Tell everyone this is what the Lord says: Dead bodies will be left where they fall like manure in the fields, lying there like stalks of freshly-cut grain behind the reaper, with no one to collect them.
23 Zo zegt de HEERE: Een wijze beroeme zich niet in zijn wijsheid, en de sterke beroeme zich niet in zijn sterkheid; een rijke beroeme zich niet in zijn rijkdom;
This is what the Lord says: The wise shouldn't boast about their wisdom. The strong shouldn't boast about their strength.
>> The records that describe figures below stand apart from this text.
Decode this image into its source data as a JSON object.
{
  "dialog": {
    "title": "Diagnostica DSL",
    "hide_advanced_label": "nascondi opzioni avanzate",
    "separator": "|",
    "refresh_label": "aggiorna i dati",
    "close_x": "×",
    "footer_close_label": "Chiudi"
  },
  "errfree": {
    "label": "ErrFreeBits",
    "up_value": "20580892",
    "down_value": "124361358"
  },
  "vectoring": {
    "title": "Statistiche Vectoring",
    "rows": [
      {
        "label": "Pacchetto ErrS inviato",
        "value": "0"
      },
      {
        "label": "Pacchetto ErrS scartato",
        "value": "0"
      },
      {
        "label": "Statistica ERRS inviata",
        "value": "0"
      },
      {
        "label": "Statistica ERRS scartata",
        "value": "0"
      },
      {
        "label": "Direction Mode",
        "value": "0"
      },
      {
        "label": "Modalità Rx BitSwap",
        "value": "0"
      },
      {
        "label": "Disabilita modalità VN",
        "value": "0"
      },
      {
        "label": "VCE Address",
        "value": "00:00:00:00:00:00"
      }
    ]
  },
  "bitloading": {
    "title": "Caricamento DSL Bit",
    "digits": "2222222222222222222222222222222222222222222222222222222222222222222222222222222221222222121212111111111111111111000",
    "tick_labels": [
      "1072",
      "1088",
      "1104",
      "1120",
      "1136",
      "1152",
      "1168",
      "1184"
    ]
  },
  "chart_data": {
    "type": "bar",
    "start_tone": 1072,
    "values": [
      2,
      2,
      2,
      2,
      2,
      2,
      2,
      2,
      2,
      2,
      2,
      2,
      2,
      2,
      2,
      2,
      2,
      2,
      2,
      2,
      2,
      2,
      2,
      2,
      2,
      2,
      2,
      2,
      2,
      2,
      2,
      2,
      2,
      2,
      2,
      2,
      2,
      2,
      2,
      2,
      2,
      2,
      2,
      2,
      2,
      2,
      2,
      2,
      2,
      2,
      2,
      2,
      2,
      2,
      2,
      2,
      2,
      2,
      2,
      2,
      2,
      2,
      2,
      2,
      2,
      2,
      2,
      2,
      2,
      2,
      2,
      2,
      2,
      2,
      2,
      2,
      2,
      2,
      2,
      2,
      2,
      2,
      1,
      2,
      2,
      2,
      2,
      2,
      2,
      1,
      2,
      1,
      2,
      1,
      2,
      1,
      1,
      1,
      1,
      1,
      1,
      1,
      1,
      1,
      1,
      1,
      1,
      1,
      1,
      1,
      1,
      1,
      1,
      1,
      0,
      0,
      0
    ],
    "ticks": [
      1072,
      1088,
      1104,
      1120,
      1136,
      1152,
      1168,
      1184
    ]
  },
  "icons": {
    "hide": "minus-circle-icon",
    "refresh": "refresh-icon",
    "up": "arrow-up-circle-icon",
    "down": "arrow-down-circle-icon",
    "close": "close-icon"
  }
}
The rich shouldn't boast about their riches.
24 Maar die zich beroemt, beroeme zich hierin, dat hij verstaat, en Mij kent, dat Ik de HEERE ben, doende weldadigheid, recht en gerechtigheid op de aarde, want in die dingen heb Ik lust, spreekt de HEERE.
Anyone who wants to boast should boast that they really know and understand me, recognizing that I am the Lord who acts with trustworthy love, who shows fairness, and who does what is right everywhere on earth, because these mean the most to me, declares the Lord.
25 Ziet, de dagen komen, spreekt de HEERE, dat Ik bezoeking zal doen over alle besnedenen, met degenen, die de voorhuid hebben;
Watch out, for the time is coming, declares the Lord, when I will punish all who are only physically circumcised.
26 Over Egypte, en over Juda, en over Edom, en over de kinderen Ammons, en over Moab, en over allen, die aan de hoeken afgekort zijn, die in de woestijn wonen; want al de heidenen hebben de voorhuid, maar het ganse huis Israels heeft de voorhuid des harten.
Egypt, Judah, Edom, Ammon, Moab, and all the desert people who trim their hair on the sides of their heads—all these nations are uncircumcised, and all the Israelites are spiritually uncircumcised.